Later today … we'll head around one of the world's five great southern capes and enter the Indian Ocean. Stay tuned.

And lest we forget …

It was especially hard to leave Albany. We met so many people and enjoyed their generous hospitality. A big, big thank you to Don and Judith for hot showers, dinners, markets and the loan of their Honda among other things. Thanks to Maree, Tom and Floyd … we so enjoyed meeting up with you again. Your hospitality was over the top. Thanks to everyone who stopped by the boat to say hi, offered help, invitations, information and friendly words.

Albany at Last

sunrise  

Another day of forecast light winds with no winds at all. We were up early, hoping to take advantage of some early morning breezes, but we found none at all.

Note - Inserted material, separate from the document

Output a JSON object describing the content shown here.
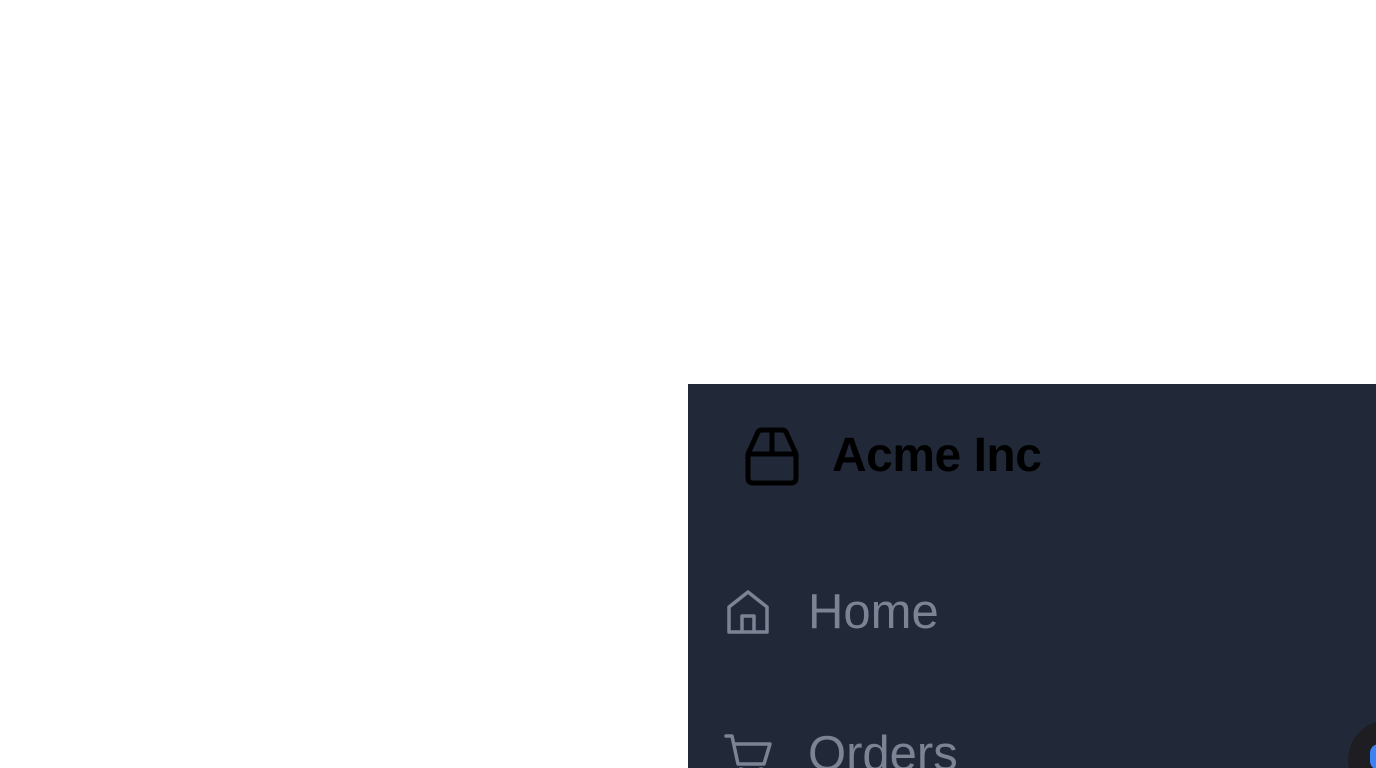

We regretfully motored all the way to Albany, our next port of call. We're feeling a bit anxious about rounding Cape Leeuwin while we still have reasonable weather windows to do it. Soon, the prevailing winds will be westerly, making the passage a bit more daunting. By the way, the name of the town is pronounced Al-bany, like “Al” in Albert, rather than AWL-bany, New York. It's been hard remembering the correct pronunciation, but we've had many people only too glad to remind us.

 

cheyne to albany

 

The day was absolutely gorgeous … warm temps, the swell was down, the sun shone brilliantly and lent a sparkle to the water. Mare's tails in the early morning sky gave way to brilliant, clear blue by midday. Despite the fact we were motoring and gobbling up fuel (cha-ching $$), it was a lovely day to be out on the Southern Ocean.

 

sparkling waters

 

We busied ourselves with passage plans and discussion of priorities on the many items on the to-do lists. We saw only one other boat in the far distance and the route was pretty much free of navigation obstacles until we reached King George Sound. We spotted Breaksea Island Lighthouse from miles away, standing sentry at the gateway to the Sound since 1858.

 

breaksea island light

 

Entering the Sound required a bit more concentration than earlier in the day. There was ship movement, several ships at anchor and several outlying reefs, rocks and marine farms to watch for. The wind picked up to 20 knots as we made our way across the Sound.

 

king george sound

 

We worked out way through the circuitous channel past Emu Point and into the protection of Oyster Harbour. The cardinal marker indicated that we should stay west, but the shallows on both sides of the channel were easy to read and left no doubt as to our route.

 

cardinal marker

 

We had anticipated an available mooring at Johnson Cove, but alas, they were all taken. We quickly decided to proceed a bit further into the harbor and anchor off the tiny Green Island Reserve. Friends, Jack and Jude on Banyandah had e-mailed that there was an alternate, seldom-used courtesy mooring between Green Island and the Emu Point Marina. Sure enough, it was available and we tied up, tidied up and settled down for a calm, peaceful evening.

 

courtesy mooring

 

We'll be here in Albany for a week or so. Get ready for some adventures … and some chores! Bring your traveling shoes.